As we left for the walk, a Spitfire arrived and displayed and I thought that was that, I'd missed it. However, as we were walking around Long Rock, both my dad and I realised we could hear a big aero-engine running, and I spotted a small but distinctive speck which looked like another Spitfire, orbiting overhead.

I grabbed out the works D7000, adding my TC20E3 and 70-200 f2.8, which gives an angle of view like a 600mm. It's best to try to keep some "spin" in the propellor blades, so I set 1/250 sec, VR on, +0.7 of a stop and fingers crossed. We still weren't sure if he was going to actually display, but he orbited back over land and we saw and heard him begin a shallow diving turn from the east.

And he went pretty much right overhead, which gave me the best picture - and certainly the closest - of the 10 minutes display.  I shot about 160 frames, and there's an awful lot that are lost because of trying to handhold an effective 600mm at 1/250th, even with VR, and there's a few dodgy framing, focus and exposure ones. But I've got five that I'm happy with, including one where I can read the registration, which allowed me to ID the 'plane and pilot for posterity.

But the best one was still from the sequence where he went right overhead to start his display...
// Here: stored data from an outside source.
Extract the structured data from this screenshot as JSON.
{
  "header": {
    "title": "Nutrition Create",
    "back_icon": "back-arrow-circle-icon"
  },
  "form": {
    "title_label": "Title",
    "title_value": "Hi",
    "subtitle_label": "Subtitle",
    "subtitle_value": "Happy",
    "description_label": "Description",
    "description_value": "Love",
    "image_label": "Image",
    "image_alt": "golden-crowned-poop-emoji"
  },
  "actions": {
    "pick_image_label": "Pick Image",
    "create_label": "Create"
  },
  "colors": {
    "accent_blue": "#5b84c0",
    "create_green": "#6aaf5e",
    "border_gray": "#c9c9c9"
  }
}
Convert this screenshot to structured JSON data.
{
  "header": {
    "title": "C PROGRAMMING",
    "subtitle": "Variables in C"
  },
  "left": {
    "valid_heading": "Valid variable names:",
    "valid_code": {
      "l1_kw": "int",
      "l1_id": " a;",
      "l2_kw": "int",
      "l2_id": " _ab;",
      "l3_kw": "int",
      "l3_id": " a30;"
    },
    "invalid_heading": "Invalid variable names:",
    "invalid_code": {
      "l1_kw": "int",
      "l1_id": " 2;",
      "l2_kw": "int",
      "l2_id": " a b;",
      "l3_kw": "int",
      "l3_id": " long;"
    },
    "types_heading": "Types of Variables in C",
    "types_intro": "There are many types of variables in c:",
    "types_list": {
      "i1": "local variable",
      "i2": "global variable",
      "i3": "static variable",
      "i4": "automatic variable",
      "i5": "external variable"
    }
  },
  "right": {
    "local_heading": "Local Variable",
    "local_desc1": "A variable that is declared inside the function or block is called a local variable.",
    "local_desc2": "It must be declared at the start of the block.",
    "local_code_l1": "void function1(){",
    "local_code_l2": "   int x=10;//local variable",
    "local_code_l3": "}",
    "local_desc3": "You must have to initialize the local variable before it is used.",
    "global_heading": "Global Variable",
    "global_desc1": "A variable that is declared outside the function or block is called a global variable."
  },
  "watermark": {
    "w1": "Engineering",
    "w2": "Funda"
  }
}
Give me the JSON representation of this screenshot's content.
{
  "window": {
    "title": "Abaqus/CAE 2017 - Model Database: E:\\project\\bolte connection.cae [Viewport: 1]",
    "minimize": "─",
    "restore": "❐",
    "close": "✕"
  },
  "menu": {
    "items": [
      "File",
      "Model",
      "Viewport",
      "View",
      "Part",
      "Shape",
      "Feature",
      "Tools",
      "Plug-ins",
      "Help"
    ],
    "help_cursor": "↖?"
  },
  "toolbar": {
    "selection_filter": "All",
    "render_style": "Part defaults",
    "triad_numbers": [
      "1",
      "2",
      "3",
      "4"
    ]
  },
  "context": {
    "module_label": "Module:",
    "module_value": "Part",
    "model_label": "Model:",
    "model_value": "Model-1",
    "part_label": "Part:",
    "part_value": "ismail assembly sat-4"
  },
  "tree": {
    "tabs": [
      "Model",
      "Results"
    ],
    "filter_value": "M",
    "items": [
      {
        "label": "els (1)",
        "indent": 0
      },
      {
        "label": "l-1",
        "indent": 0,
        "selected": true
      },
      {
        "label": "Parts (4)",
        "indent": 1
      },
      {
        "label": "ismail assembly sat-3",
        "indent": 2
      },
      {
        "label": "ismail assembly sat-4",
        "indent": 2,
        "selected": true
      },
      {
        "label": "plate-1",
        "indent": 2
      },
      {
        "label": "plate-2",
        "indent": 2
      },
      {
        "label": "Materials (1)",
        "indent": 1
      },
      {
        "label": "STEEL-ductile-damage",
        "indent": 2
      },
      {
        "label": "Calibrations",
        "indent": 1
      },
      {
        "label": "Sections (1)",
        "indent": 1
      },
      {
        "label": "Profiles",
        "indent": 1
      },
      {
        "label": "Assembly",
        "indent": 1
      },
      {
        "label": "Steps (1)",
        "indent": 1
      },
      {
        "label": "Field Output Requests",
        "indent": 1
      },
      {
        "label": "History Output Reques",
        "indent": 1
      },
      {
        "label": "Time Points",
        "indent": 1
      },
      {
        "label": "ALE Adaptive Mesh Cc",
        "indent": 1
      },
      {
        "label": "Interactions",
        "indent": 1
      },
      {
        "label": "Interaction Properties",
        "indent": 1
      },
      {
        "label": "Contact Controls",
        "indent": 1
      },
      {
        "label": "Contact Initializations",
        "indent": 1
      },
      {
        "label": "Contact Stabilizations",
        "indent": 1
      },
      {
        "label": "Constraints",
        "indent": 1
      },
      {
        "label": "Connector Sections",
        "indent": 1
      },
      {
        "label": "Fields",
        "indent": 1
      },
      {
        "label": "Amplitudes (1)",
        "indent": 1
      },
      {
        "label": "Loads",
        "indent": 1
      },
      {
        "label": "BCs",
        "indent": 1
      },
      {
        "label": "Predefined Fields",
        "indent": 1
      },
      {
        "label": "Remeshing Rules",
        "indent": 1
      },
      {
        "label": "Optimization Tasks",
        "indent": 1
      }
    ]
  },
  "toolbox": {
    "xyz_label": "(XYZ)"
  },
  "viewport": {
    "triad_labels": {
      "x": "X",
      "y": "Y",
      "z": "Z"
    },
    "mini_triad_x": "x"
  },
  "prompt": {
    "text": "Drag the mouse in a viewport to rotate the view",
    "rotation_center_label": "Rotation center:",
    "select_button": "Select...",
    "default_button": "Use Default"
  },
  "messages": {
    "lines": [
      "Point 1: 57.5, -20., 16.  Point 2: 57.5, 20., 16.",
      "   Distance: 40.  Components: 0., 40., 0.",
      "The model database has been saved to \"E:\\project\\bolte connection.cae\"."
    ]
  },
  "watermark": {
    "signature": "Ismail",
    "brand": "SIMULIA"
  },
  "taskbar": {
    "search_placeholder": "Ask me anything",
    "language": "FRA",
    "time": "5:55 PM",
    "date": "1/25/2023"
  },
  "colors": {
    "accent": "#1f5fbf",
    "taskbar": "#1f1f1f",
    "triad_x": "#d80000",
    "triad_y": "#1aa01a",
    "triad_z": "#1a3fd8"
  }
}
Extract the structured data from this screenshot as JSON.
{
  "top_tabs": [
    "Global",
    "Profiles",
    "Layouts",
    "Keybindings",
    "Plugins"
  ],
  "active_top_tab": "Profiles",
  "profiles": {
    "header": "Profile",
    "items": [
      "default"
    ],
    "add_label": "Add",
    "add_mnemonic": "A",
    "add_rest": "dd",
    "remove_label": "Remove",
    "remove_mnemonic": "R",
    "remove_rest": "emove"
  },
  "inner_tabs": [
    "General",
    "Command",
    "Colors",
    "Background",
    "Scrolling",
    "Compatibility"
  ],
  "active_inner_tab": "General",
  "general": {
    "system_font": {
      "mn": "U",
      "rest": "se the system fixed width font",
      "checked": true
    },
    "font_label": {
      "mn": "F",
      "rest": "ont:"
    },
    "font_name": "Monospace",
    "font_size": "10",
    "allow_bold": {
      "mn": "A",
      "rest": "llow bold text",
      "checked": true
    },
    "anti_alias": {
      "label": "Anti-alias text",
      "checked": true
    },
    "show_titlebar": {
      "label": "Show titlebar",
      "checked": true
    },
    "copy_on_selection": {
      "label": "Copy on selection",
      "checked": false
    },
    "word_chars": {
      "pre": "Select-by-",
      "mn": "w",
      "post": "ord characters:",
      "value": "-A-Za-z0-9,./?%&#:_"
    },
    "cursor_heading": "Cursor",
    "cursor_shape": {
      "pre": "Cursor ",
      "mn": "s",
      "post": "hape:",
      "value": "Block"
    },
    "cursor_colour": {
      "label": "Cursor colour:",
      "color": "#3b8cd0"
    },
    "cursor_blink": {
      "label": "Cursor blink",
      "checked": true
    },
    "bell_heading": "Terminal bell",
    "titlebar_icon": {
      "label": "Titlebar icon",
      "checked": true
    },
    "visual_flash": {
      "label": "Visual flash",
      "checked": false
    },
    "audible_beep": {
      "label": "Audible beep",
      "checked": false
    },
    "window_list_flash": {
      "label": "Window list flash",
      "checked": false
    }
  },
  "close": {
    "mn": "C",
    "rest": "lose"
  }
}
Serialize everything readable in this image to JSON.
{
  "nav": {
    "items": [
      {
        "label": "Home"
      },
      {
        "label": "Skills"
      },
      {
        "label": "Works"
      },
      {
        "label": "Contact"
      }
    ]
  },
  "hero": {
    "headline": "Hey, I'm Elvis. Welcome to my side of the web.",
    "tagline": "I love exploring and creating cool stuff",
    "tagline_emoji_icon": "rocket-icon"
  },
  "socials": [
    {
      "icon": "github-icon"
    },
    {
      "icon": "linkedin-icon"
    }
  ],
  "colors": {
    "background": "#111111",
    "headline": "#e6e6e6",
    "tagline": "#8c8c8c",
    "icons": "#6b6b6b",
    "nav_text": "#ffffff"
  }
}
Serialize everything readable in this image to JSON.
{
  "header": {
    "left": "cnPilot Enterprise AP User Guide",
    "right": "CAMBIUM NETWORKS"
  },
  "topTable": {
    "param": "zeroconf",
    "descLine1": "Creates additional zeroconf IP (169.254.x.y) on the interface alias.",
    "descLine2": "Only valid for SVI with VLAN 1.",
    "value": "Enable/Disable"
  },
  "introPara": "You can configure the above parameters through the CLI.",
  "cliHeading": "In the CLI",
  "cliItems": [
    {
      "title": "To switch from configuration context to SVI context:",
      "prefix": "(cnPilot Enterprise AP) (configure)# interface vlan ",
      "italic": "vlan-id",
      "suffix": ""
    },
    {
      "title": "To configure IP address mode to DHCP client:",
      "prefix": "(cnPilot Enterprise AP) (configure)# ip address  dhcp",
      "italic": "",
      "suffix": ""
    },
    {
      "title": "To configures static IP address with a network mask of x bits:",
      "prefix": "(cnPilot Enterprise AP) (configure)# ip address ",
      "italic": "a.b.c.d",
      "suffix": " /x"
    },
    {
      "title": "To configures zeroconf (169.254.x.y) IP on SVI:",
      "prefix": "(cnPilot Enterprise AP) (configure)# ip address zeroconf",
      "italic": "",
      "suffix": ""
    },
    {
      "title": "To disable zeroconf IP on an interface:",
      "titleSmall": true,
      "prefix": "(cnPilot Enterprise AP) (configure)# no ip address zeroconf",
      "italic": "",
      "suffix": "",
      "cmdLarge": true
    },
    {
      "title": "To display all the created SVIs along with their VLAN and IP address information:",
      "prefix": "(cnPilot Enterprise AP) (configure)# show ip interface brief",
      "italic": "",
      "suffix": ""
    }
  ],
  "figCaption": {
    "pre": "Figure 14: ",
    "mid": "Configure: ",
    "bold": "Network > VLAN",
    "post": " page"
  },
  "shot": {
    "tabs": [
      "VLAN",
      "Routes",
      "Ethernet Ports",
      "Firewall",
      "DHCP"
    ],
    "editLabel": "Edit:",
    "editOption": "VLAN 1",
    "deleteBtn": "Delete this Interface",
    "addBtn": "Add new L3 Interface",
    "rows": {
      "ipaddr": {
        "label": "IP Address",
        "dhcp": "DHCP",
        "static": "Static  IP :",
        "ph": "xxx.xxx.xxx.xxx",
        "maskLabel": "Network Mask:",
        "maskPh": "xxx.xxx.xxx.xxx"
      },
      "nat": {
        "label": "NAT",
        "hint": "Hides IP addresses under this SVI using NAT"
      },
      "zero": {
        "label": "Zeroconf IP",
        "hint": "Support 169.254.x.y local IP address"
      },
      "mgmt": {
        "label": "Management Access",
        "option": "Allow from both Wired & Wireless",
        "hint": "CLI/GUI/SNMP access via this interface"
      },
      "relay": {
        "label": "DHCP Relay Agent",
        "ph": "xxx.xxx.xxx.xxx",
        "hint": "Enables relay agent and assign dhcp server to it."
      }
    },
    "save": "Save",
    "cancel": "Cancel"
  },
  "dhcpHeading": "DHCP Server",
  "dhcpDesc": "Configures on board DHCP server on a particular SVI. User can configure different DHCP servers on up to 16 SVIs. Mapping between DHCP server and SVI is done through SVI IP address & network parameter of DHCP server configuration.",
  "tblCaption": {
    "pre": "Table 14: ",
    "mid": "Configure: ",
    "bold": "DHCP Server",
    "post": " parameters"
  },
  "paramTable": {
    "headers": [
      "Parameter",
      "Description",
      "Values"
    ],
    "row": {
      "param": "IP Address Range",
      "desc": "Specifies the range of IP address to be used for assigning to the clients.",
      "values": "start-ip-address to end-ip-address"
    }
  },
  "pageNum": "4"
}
Peter Teichman takes his Supermarine Spitfire PRXI, PL965, overhead to begin his display at Whitstable Regatta,
on Sunday 14th August 2011. This aircraft, a photo-reconnaissance version of the Spitfire, was built in 1944 and
is currently flown by Teichman from the former Battle of Britain RAF airfield at North Weald, Essex.
The image is uncropped: Nikon D7000, 70-200 f2.8 + TC20E3, 1/250th @ f11,
giving the angle of view of a 600mm.
I've deliberately left this uncropped, so you can see just how close I could get - there are two closer images; but in one the hint of blue sky has gone (damn!) and the other there's enough motion blur from dodgy panning that I haven't selected them as "top" versions. If I was to crop it I'd take a little from the left and bottom sides.